The canonical green report is committed under
[`results/`](results/) and is regenerated from a clean 0→60 run of THIS
(3-region PG18.4) fleet: every `crypto` negative refused at `000`; the
`federation` write committed locally under the synchronous `W=2` durability gate
and then converged on all 8 other peers across the 3 regions via the async
catch-up window; the `zerotouch` enrolled peer converged on its CA credential
while the unenrolled peer was failed closed on every peer; the `nsa_gaps` Batman
controls were all live; the `ai_nhi` decision returned a real LLM term and
converged cross-region.
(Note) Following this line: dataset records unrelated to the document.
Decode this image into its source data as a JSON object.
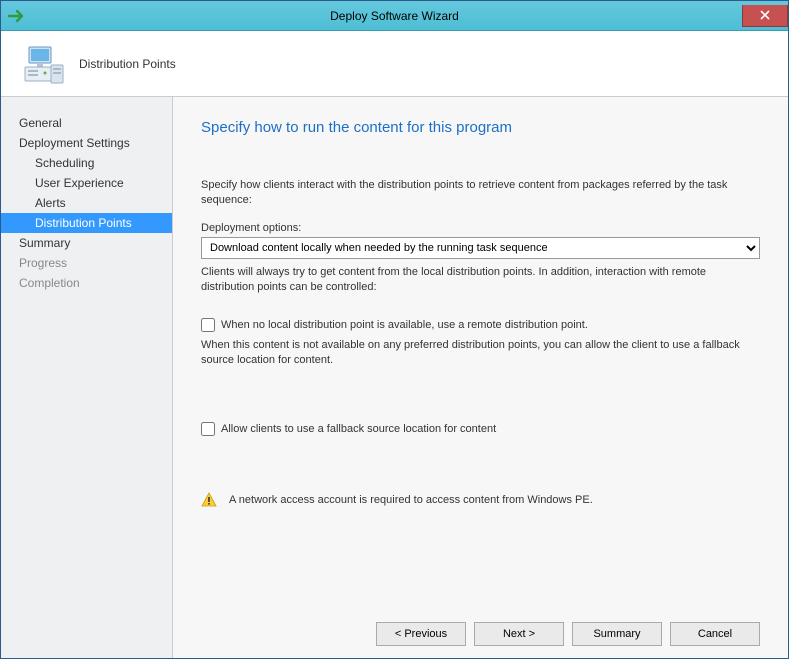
{
  "window": {
    "title": "Deploy Software Wizard"
  },
  "header": {
    "label": "Distribution Points"
  },
  "sidebar": {
    "items": [
      {
        "label": "General"
      },
      {
        "label": "Deployment Settings"
      },
      {
        "label": "Scheduling"
      },
      {
        "label": "User Experience"
      },
      {
        "label": "Alerts"
      },
      {
        "label": "Distribution Points"
      },
      {
        "label": "Summary"
      },
      {
        "label": "Progress"
      },
      {
        "label": "Completion"
      }
    ]
  },
  "content": {
    "title": "Specify how to run the content for this program",
    "intro": "Specify how clients interact with the distribution points to retrieve content from packages referred by the task sequence:",
    "options_label": "Deployment options:",
    "options_selected": "Download content locally when needed by the running task sequence",
    "hint1": "Clients will always try to get content from the local distribution points. In addition, interaction with remote distribution points can be controlled:",
    "check1_label": "When no local distribution point is available, use a remote distribution point.",
    "hint2": "When this content is not available on any preferred distribution points, you can allow the client to use a fallback source location for content.",
    "check2_label": "Allow clients to use a fallback source location for content",
    "warn": "A network access account is required to access content from Windows PE."
  },
  "buttons": {
    "previous": "< Previous",
    "next": "Next >",
    "summary": "Summary",
    "cancel": "Cancel"
  }
}
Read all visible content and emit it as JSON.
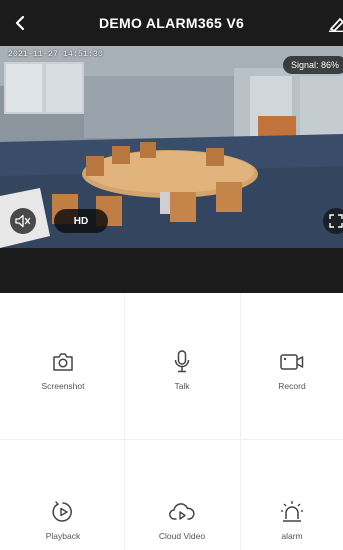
{
  "header": {
    "title": "DEMO ALARM365 V6",
    "back_icon": "chevron-left-icon",
    "edit_icon": "edit-pencil-icon"
  },
  "video": {
    "timestamp": "2021-11-27 14:51:30",
    "signal_text": "Signal: 86%",
    "quality_label": "HD",
    "mute_icon": "speaker-muted-icon",
    "fullscreen_icon": "fullscreen-icon"
  },
  "actions": [
    {
      "label": "Screenshot",
      "icon": "camera-icon"
    },
    {
      "label": "Talk",
      "icon": "microphone-icon"
    },
    {
      "label": "Record",
      "icon": "video-camera-icon"
    },
    {
      "label": "Playback",
      "icon": "playback-icon"
    },
    {
      "label": "Cloud Video",
      "icon": "cloud-play-icon"
    },
    {
      "label": "alarm",
      "icon": "alarm-siren-icon"
    }
  ],
  "colors": {
    "header_bg": "#1b1b1b",
    "dark_bar": "#1c1c1c",
    "icon_stroke": "#444444"
  }
}
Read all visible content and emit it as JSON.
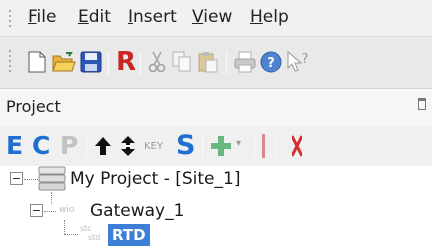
{
  "menu": {
    "items": [
      "File",
      "Edit",
      "Insert",
      "View",
      "Help"
    ]
  },
  "toolbar": {
    "icons": [
      "new-file-icon",
      "open-folder-icon",
      "save-icon",
      "r-command-icon",
      "cut-icon",
      "copy-icon",
      "paste-icon",
      "print-icon",
      "help-icon",
      "context-help-icon"
    ],
    "r_label": "R"
  },
  "panel": {
    "title": "Project",
    "toolbar": {
      "e_label": "E",
      "c_label": "C",
      "p_label": "P",
      "key_label": "KEY",
      "s_label": "S"
    }
  },
  "tree": {
    "project_label": "My Project - [Site_1]",
    "gateway_prefix": "wio",
    "gateway_label": "Gateway_1",
    "rtd_prefix_top": "stc",
    "rtd_prefix_bottom": "std",
    "rtd_label": "RTD"
  },
  "colors": {
    "accent_blue": "#1f6fd1",
    "selection": "#3c7fd6",
    "save_red": "#c62828",
    "plus_green": "#3aa55a"
  }
}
The prior single-region / PG16 hive report numbers do not
apply.

> **Run order.** `make test` is gated behind a green `make validate` — run the
> P2.2 verification first so a fleet defect surfaces as a verification FAIL
> rather than a confusing test FAIL.

## Layout

```
deploy/do-1461/
├── Makefile                 single entrypoint (seed/up/provision/validate/test/report/down)
├── README.md                this runbook
├── terraform/               VPC + firewall + role droplets + outputs
├── provision/               push-based 0->60 toolkit (00..50 incl. 46_batman + lib.sh + pg-age/)
├── validate/                verification harness (run.sh) — P2.2 baseline gate
├── test/                    full-spectrum P3 suite (run.sh) — regression/crypto/federation/zerotouch/a2a/ai_nhi/nsa_gaps
├── results/                 committed canonical green reports (verify + full-spectrum)
└── baseline/                pre-teardown snapshots of the prior environment
```

Run state, generated keys, rendered configs, secrets and reports live under the
gitignored `.local-runs/do-1461/` — never committed.